Theresa found the club several years later when she was at Castlebridge Community Centre collecting her daughter from the Brigini (Girl Guides) and saw a notice on the wall from the Scrabble club.
“I had never heard of scrabble in my life, but the notice said that anyone interested in crosswords should come along and I love crosswords so I said I would give it a go,” said Theresa.
“I got such a welcome. I didn’t know anyone there, but I felt at home,’” said Theresa. The phrase “like a duck to water” doesn’t begin to do her justice.
She was consumed by the game for some time. “I was so hooked I’d be adding up how much the number plate of the car in front of me was worth,” admitted Theresa.
She also admitted she playing the game constantly at home, keeping her children up later than she should have been on school nights! This obsession got her up to a high level in a surprisingly short space out of time though.
Theresa is now the “A” player in Wexford Scrabble Club and along with Mary regularly plays in tournaments at home and abroad.
Scrabble is a serious business at the top level. Theresa and Mary don’t just play scrabble to hone their skills, they also study the English language, including all the slang and words of foreign origin, as well as other technical, archaic, obsolete, colloquial or lesser-known terms.
Have you ever heard of an Ozey? Do you know what a Pyxidium is? Ever heard someone playing a qin? This year the words ‘Thang’, Grrl’, ‘Innit’ and ‘Facebook’ have made it into the Collins Official Scrabble Words list.
If it’s in the dictionary, or added to it, they will hunt it down. They might never get to use these words on the Main Street in Wexford, but may just prove the difference in a tournament.
“I never get tired of it,” said Theresa “I love the challenge of finding new words,” said Mary.
However, despite all that, like all the casual Christmas time board game players, Mary accepts that sometimes you just get unlucky.
Anyone who has played some Scrabble will probably have found themselves drowning in a sea of vowels with not a consonant in sight (as it happens, ‘Scrabble’ means to “grope frantically” and was trademarked in 1948).
“You can get bad runs of letters or good runs, you just have to hope for the best,’”said Mary. The element of chance adds to the enjoyment it seems and it also makes it more challenging.

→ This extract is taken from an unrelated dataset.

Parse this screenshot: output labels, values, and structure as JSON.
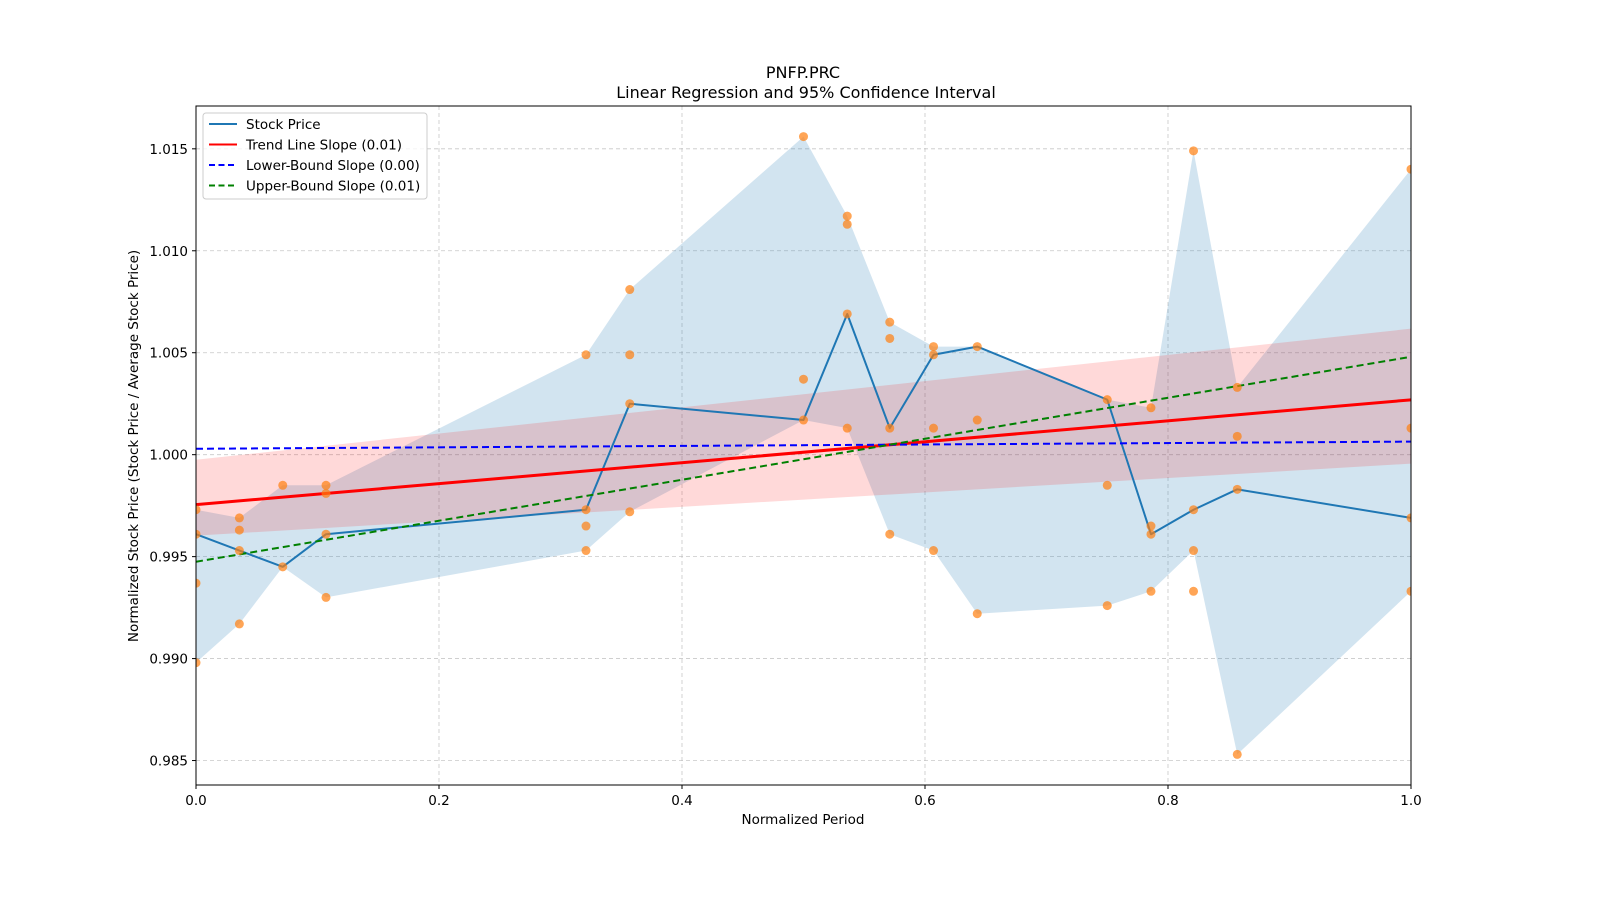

In tournaments, players generally get a limit of 25 minutes each, so the longest a game can last is 50 minutes. Dictionaries are now redundant. Computers are used to check the words.
Mary said that Scrabble, despite the solitary study, is actually a very sociable game and local clubs and tournaments are a great way to meet friends and make new ones. There are thousands all over the world.
She said Wexford Scrabble Club welcomes new members and assured anyone thinking of going along that it’s not competitive at club level and they always ensure a good and enjoyable start for newbies.
Theresa said that one of the great things about scrabble is that “you can play it anywhere”. This is particularly true since the online version of the game has become increasingly popular in recent years.
However, isn’t there is always the chance that people are cheating? “Who knows what anyone is doing? But it doesn’t bother me and if someone uses a very unusual word then I’ve learned something,” said Theresa.
“You’re not playing to win, you’re playing to learn,” said Mary. It’s this passion for words and Scrabble that will keep these two women fluent in South African slang for a long time to come.